Spaetzle-v8-7b: A Merged Bilingual Model
cstr/Spaetzle-v8-7b is a 7 billion parameter language model created by merging several existing models, including flemmingmiguel/NeuDist-Ro-7B, johannhartmann/Brezn3, and ResplendentAI/Flora_DPO_7B, based on mayflowergmbh/Wiedervereinigung-7b-dpo-laser.
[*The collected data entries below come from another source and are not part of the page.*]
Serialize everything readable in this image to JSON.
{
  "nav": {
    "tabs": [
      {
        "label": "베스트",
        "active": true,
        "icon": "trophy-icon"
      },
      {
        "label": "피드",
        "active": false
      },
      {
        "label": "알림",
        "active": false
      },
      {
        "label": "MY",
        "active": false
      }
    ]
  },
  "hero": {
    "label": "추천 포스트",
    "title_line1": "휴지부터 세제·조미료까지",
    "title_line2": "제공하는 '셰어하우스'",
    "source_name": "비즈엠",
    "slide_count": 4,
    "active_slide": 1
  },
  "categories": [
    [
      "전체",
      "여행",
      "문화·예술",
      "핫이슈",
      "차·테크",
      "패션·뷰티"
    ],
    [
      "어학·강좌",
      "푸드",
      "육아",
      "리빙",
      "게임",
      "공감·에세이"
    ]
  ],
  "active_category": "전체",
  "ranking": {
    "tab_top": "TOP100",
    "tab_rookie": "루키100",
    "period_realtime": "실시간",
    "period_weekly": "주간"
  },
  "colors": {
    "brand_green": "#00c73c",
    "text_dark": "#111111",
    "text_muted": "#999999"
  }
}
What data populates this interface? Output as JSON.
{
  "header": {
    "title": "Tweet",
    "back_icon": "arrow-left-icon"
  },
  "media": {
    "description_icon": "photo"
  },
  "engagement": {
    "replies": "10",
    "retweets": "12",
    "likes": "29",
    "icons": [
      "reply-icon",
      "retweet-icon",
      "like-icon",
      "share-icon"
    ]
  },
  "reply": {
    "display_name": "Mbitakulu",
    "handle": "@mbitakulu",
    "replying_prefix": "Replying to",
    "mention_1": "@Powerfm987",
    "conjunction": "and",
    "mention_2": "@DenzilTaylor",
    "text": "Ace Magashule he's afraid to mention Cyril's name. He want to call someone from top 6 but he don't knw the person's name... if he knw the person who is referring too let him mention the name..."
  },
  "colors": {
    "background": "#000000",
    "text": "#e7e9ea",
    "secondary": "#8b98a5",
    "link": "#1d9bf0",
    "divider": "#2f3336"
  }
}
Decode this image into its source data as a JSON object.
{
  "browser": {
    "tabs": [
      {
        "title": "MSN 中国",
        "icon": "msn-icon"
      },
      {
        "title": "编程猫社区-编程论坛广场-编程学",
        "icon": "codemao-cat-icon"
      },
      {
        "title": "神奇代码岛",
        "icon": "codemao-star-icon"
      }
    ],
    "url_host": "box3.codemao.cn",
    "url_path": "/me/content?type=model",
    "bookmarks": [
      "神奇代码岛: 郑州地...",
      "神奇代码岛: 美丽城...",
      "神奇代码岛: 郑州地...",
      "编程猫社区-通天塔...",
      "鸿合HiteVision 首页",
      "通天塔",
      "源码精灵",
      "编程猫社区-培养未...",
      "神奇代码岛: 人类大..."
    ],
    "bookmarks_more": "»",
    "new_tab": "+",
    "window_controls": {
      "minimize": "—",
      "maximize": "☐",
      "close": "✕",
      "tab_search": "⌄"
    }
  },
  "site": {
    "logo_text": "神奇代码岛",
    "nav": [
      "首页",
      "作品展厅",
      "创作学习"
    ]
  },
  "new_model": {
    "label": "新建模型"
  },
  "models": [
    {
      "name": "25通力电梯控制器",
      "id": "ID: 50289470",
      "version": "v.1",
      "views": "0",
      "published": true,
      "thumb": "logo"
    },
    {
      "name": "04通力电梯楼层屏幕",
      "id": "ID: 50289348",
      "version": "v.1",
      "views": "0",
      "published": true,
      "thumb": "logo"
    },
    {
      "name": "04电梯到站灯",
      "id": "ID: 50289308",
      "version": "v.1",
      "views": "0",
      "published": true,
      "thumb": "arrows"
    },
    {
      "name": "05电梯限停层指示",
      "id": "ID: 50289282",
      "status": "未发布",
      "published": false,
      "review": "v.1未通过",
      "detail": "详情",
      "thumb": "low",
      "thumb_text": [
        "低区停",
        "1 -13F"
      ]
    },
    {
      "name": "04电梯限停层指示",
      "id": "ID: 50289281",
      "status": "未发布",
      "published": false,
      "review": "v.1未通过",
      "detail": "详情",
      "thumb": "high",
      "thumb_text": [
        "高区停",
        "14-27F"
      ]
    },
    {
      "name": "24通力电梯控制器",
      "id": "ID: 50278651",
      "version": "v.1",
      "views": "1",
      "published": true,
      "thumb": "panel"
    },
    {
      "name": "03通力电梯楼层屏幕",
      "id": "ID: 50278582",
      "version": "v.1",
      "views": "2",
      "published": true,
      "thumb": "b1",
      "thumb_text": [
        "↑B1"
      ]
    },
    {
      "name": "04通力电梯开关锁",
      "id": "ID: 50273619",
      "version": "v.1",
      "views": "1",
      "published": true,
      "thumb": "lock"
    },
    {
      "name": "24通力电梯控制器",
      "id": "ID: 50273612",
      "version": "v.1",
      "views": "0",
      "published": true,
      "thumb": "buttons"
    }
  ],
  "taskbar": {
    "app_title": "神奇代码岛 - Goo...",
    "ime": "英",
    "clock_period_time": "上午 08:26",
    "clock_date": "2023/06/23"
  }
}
This model aims to provide solid performance in both German and English, with a particular focus on reliable instruction following and reasoning capabilities.
Key Characteristics & Performance
- Bilingual Focus: Designed for adequate performance in both German and English tasks.
- Behavioral Consistency: Prioritizes consistent output and avoids issues like rambling or template intermixing.
- Instruction Following: Shows a preference for instruction following and reasoning over strict German grammatical perfection.
- Evaluation Scores: Achieves an average of 72.27 on the Open LLM Leaderboard, with specific scores like 68.69 on AI2 Reasoning Challenge and 64.60 on MMLU. It also scores 61.04 on EQ-Bench (v2_de) and 78.3 on EQ-Bench (v2_english).
- Context Length: Supports a context length of 4096 tokens.
Use Cases & Considerations
- Good for: Scenarios where robust instruction following and reasoning are critical, and minor imperfections in German grammar or orthography are acceptable.
- Not ideal for: Applications requiring highly precise and grammatically perfect German text generation, where models like DiscoLM might be stronger.
- Configuration: Utilizes the ChatML format for prompts, making it compatible with standard chat interfaces.